From Historical Hastings Wiki

Summary[edit]

Plummer Roddis originated as two separate companies in the 19th Century. William Plummer was a draper in Hastings with a store at 3 Robertson Street in 1871, later opening another store in Southampton. George Roddis in 1870 was a draper in Market Harborough, by 1881 becoming partner in a drapers & milliners called Roddis & Goldsmith at 1-2 Robertson Street, Hastings.

During the late 19th Century William Plummer, George Roddis and Reginald Tyrrell, a Bournemouth draper, combined to create Plummer, Roddis and Tyrrell but Reginald Tyrrell relinquished his partnership in 1898 to focus on his other business Tyrrell & Green; thus the business became Plummer Roddis.

Building[edit]

Staff Accommodation[edit]

It is noted that in 1901 the store in Robertson Street provided acccomodation for 47 live-in staff on the upper floors of the building. This may well have been to relieve the over-crowding that was common in households at the time when having six children was not uncommon. The staff would most likely have been in shared rooms or a dormitory, with senior staff members perhaps having their own room.[1]

1927 Rebuild[edit]

In 1927 the Hastings store was rebuilt by the renowned architect Henry Ward, involving the complete demolition of 1b, 2, 3 and 3a Robertson Street; the new building providing accommodation across five floors. Whilst the re-build took place, the ground floor of the old Observer newspaper office in Claremont was utilised for the china, glass and ironmongery departments, whilst at 31, 32 and 33, Robertson Street (orig. Barrance and Ford), the departments devoted to lace. ribbons, gloves, hosiery and trimmings were to be on the ground floor and ladies’ and children’s outfitting on the first floor, while at Nos. 6 to 9, Robertson Street showrooms were prepared for millinery, costumes and coats on the ground floor, and knitted wear, blouses and dress materials and silks on the first floor.

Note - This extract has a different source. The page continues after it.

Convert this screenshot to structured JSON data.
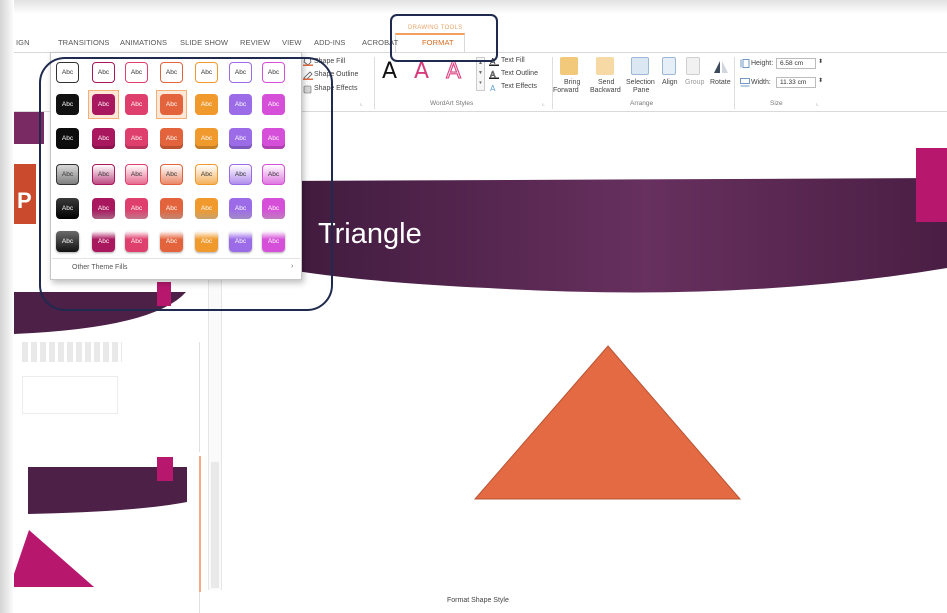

As planned, the new building provided accommodation on the ground floor for the 'Fancy' department; this being pins/ribbons/lace/hosiery etc. The first floor housed millinery, gowns and costumes, with furs, knitted goods and ladies clothing on the second floor. The third floor was primarily dedicated to offices, but had an anciliary show-room and the fourth floor was earmarked for a tea room. Access to all floors was via two lifts, one being accessible from outside the store to provide access to the tea room when the shop was closed. This tea room also had a balcony where people could enjoy drinks whilst overlooking Robertson Street and the Albert Memorial. The top floor provided kitchens for the tea room, together with workshops and stock-rooms[2].

Debenhams[edit]

By 1965 Plummer Roddis had been bought by Debenhams and in the early 1970s the store was rebranded as Debenhams. By 2014 the only Plummer Roddis stores that operated as Debenhams still open were Guildford and Hastings.